Il commence par l’appel des accusés par le président de la Cour : il s’agit des complices à divers degrés des tueurs, ces derniers étant décédés lors des attaques. Surgit alors la liste de ces accusés qui seront jugés et celle des victimes qui souhaitent intervenir dans le procès (les parties civiles).
Puis des pages et des pages de témoignages des victimes, « blessées, endeuillées, impactées », présentes lors des tueries ou proches de celles qui ont perdu la vie. Des pages difficiles à lire, atroces, qui racontent, par exemple, l’arrivée des tueurs au Bataclan (« Ils abattaient les gens, je dirais avec une sorte de délectation »), les tirs, les corps à terre, tombés les uns sur les autres, piétinés, le sang partout, les membres amputés. Les mêmes scènes plusieurs fois racontées et pourtant chaque fois, personnelles. Et dès le début, à la fois, des exemples d’entraide, de fraternité entre ces victimes au sol mêlés à l’effroi en découvrant ces tueurs décrits particulièrement décontractés.
Ces victimes se disent sans haine et sans colère et demandent un procès équitable, refusant, affirment-elles, de donner la victoire aux assassins. Bémol d’Emmanuel Carrère : avant d’arriver à substituer la justice à la vengeance, il faut sans doute au moins reconnaître un premier stade de « fureur » …
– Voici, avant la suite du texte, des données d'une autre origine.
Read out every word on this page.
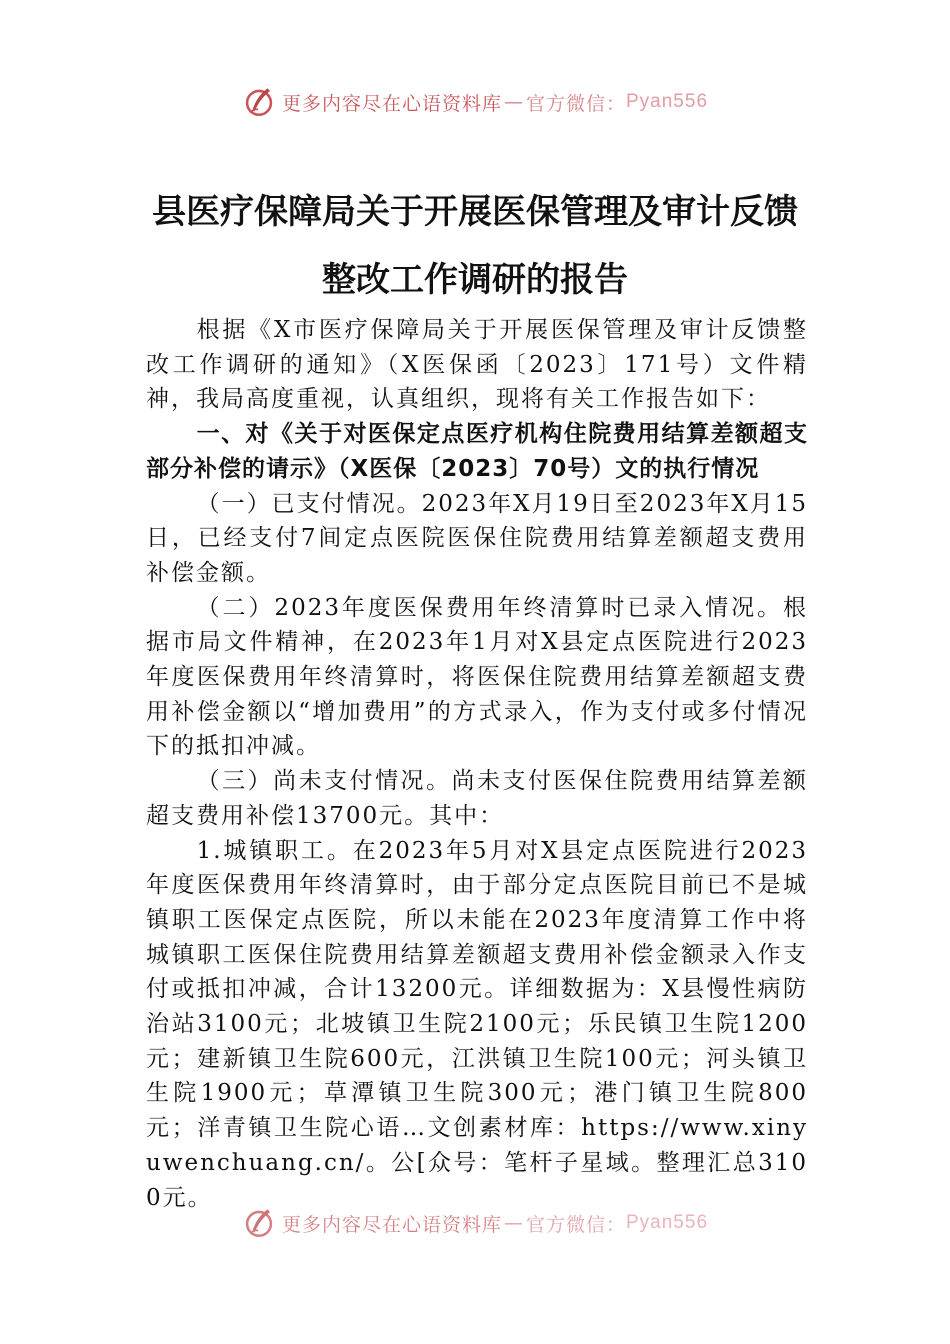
更多内容尽在心语资料库 — 官方微信： Pyan556
县医疗保障局关于开展医保管理及审计反馈整改工作调研的报告

根据《X市医疗保障局关于开展医保管理及审计反馈整改工作调研的通知》（X医保函〔2023〕171号）文件精神，我局高度重视，认真组织，现将有关工作报告如下：

一、对《关于对医保定点医疗机构住院费用结算差额超支部分补偿的请示》（X医保〔2023〕70号）文的执行情况

（一）已支付情况。2023年X月19日至2023年X月15日，已经支付7间定点医院医保住院费用结算差额超支费用补偿金额。

（二）2023年度医保费用年终清算时已录入情况。根据市局文件精神，在2023年1月对X县定点医院进行2023年度医保费用年终清算时，将医保住院费用结算差额超支费用补偿金额以“增加费用”的方式录入，作为支付或多付情况下的抵扣冲减。

（三）尚未支付情况。尚未支付医保住院费用结算差额超支费用补偿13700元。其中：

1.城镇职工。在2023年5月对X县定点医院进行2023年度医保费用年终清算时，由于部分定点医院目前已不是城镇职工医保定点医院，所以未能在2023年度清算工作中将城镇职工医保住院费用结算差额超支费用补偿金额录入作支付或抵扣冲减，合计13200元。详细数据为：X县慢性病防治站3100元；北坡镇卫生院2100元；乐民镇卫生院1200元；建新镇卫生院600元，江洪镇卫生院100元；河头镇卫生院1900元；草潭镇卫生院300元；港门镇卫生院800元；洋青镇卫生院心语…文创素材库：https://www.xinyuwenchuang.cn/。公[众号：笔杆子星域。整理汇总3100元。

更多内容尽在心语资料库 — 官方微信： Pyan556
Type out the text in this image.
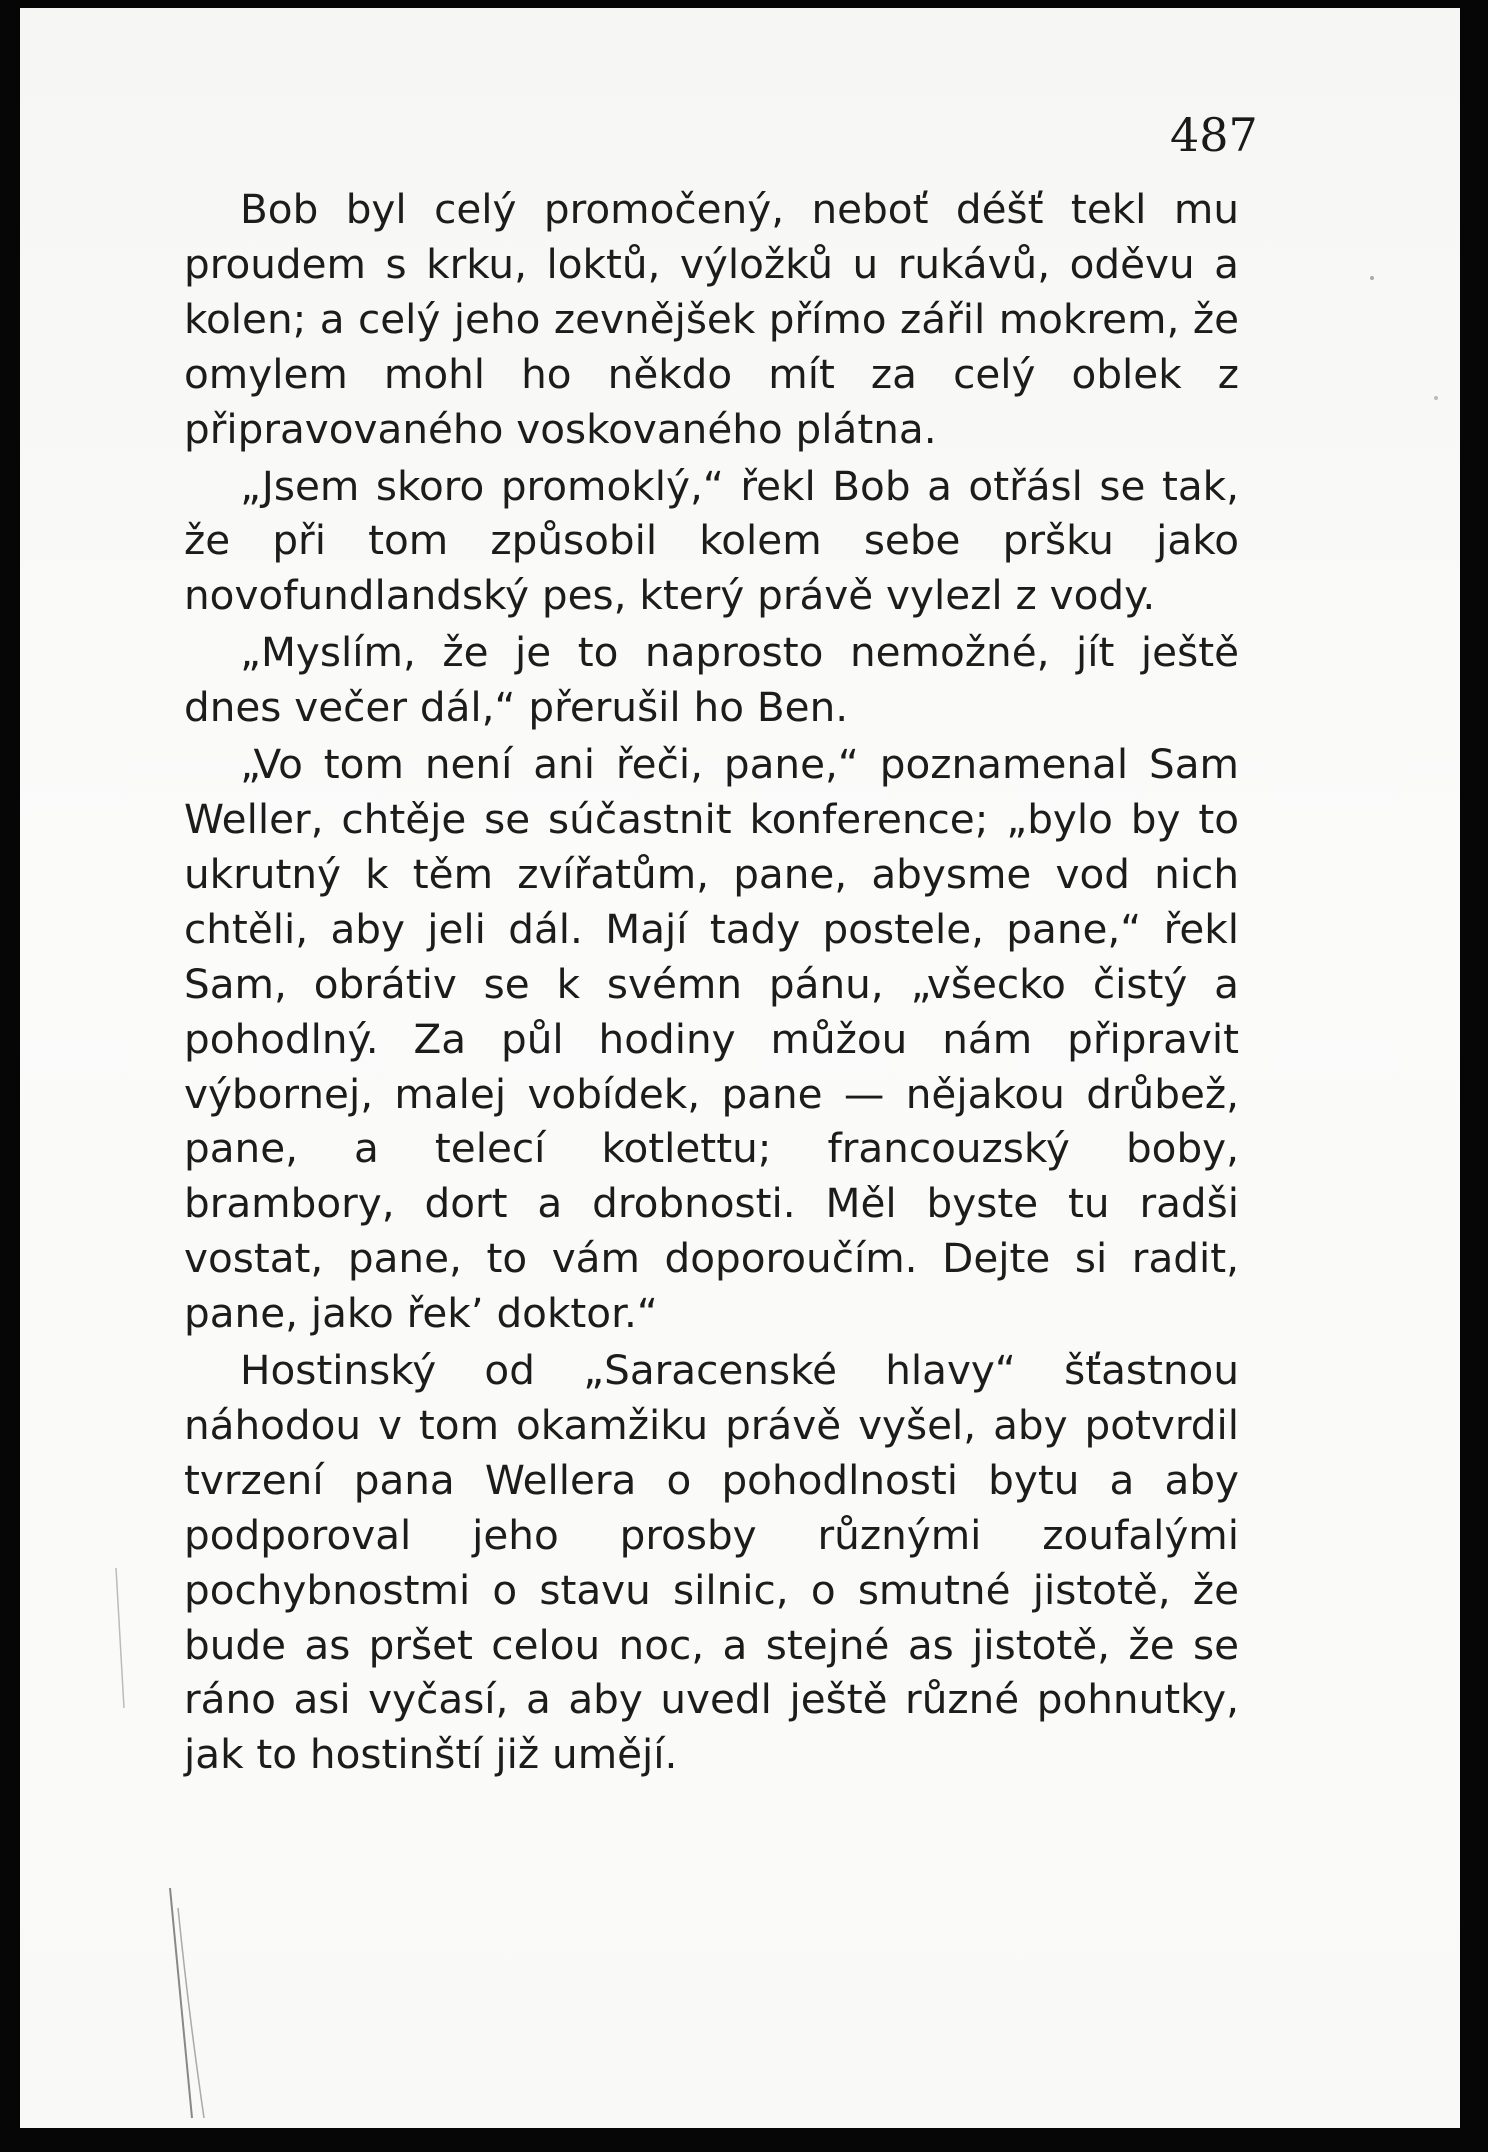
487

Bob byl celý promočený, neboť déšť tekl mu proudem s krku, loktů, výložků u rukávů, oděvu a kolen; a celý jeho zevnějšek přímo zářil mokrem, že omylem mohl ho někdo mít za celý oblek z připravovaného voskovaného plátna.

„Jsem skoro promoklý,“ řekl Bob a otřásl se tak, že při tom způsobil kolem sebe pršku jako novofundlandský pes, který právě vylezl z vody.

„Myslím, že je to naprosto nemožné, jít ještě dnes večer dál,“ přerušil ho Ben.

„Vo tom není ani řeči, pane,“ poznamenal Sam Weller, chtěje se súčastnit konference; „bylo by to ukrutný k těm zvířatům, pane, abysme vod nich chtěli, aby jeli dál. Mají tady postele, pane,“ řekl Sam, obrátiv se k svémn pánu, „všecko čistý a pohodlný. Za půl hodiny můžou nám připravit výbornej, malej vobídek, pane — nějakou drůbež, pane, a telecí kotlettu; francouzský boby, brambory, dort a drobnosti. Měl byste tu radši vostat, pane, to vám doporoučím. Dejte si radit, pane, jako řek’ doktor.“

Hostinský od „Saracenské hlavy“ šťastnou náhodou v tom okamžiku právě vyšel, aby potvrdil tvrzení pana Wellera o pohodlnosti bytu a aby podporoval jeho prosby různými zoufalými pochybnostmi o stavu silnic, o smutné jistotě, že bude as pršet celou noc, a stejné as jistotě, že se ráno asi vyčasí, a aby uvedl ještě různé pohnutky, jak to hostinští již umějí.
Les accusés, des seconds couteaux

Les interrogatoires des accusés sont programmés en chapitres distincts. Premier chapitre, la personnalité : quand les accusés « font l’effet de bons garçons un peu paumés, modérément religieux […], immodérément adonnés au shit […], entrant en prison et en sortent au rythme de la petite délinquance ».
Suivent les interrogatoires concernant la radicalisation lorsque dans une cave de Molenbeek, plusieurs des accusés regardent des vidéos d’exécution et écoutent des hymnes jihadistes : « Il nous faut de la souffrance et des morts par milliers ».
Plus tard, certains partent en Syrie, puis les attentats se préparent. L’incompréhension des comportements des terroristes grandit encore : la veille du 13 novembre, en achetant des canettes d’Oasis et un paquet de gâteaux à la frangipane, « ils se marrent. Ils savent qu’ils seront morts le lendemain soir mais qu’avant de mourir, ils auront tué beaucoup de monde. Le plus possible ». Carrère relève la « légèreté, l’inconsistance, l’inconscience » de Salah Abdeslam.
Les interrogatoires concernent ensuite les attentats et les jours suivants. Tous les prévenus ne sont pas acteurs mais, antérieurement ou postérieurement, complices.
De nouveau, après chaque interrogatoire, interviennent d’abord le ministère public, puis les avocats des victimes et enfin ceux de la défense. Avec les questions centrales pour cette dernière : que savait chaque accusé, ces actes relèvent-ils d’une association de malfaiteurs ou d’une association de malfaiteurs terroristes ? Une défense indispensable même si, explique l’un des avocats, Xavier Nogueras, « bien sûr que j’ai parfois du mal, c’est plus facile de défendre un braqueur avec qui je pourrais aller boire des coups quand il sortira qu’un type qui s’excite sur des vidéos de décapitation mais c’est essentiel de distinguer le type de l’acte. Être avocat, c’est ça : faire tout ce qu’on peut pour que l’accusé soit jugé selon le droit et pas selon les passions. Et puis, quand tout le monde a tourné le dos, être le dernier à tendre encore la main ».
Et les chroniques se poursuivent, avec des tentatives d’explication, jamais évidentes, d’un comportement évidemment totalement indéfendable. « Faire ce qui fait le plus plaisir à Allah », dira l’un d’eux alors qu’il est question de se faire sauter en entrainant le plus possible de morts…
Un dernier élément d’une possible compréhension de ces actes indéfendables, jamais entendu, c’est pourquoi il est repris ici, est apporté par Orly Rezlan, une des avocates des accusés, qui l’a cherché dans l’« Histoire d’un Allemand » de Sebastian Haffner. Parlant des nazis, cet auteur dit que « pour beaucoup le ressort a été la camaraderie. On partage un idéal, on communie dans l’indignation, adhérer aux valeurs du groupe c’est montrer qu’on est un type bien. Il est délicat de soutenir qu’on peut participer à des attentats ou à un génocide parce qu’on a bon cœur, mais parce qu’on est bon camarade, oui, ça se tient ». Voilà ce qui a pu être entendu à l’occasion de ce procès…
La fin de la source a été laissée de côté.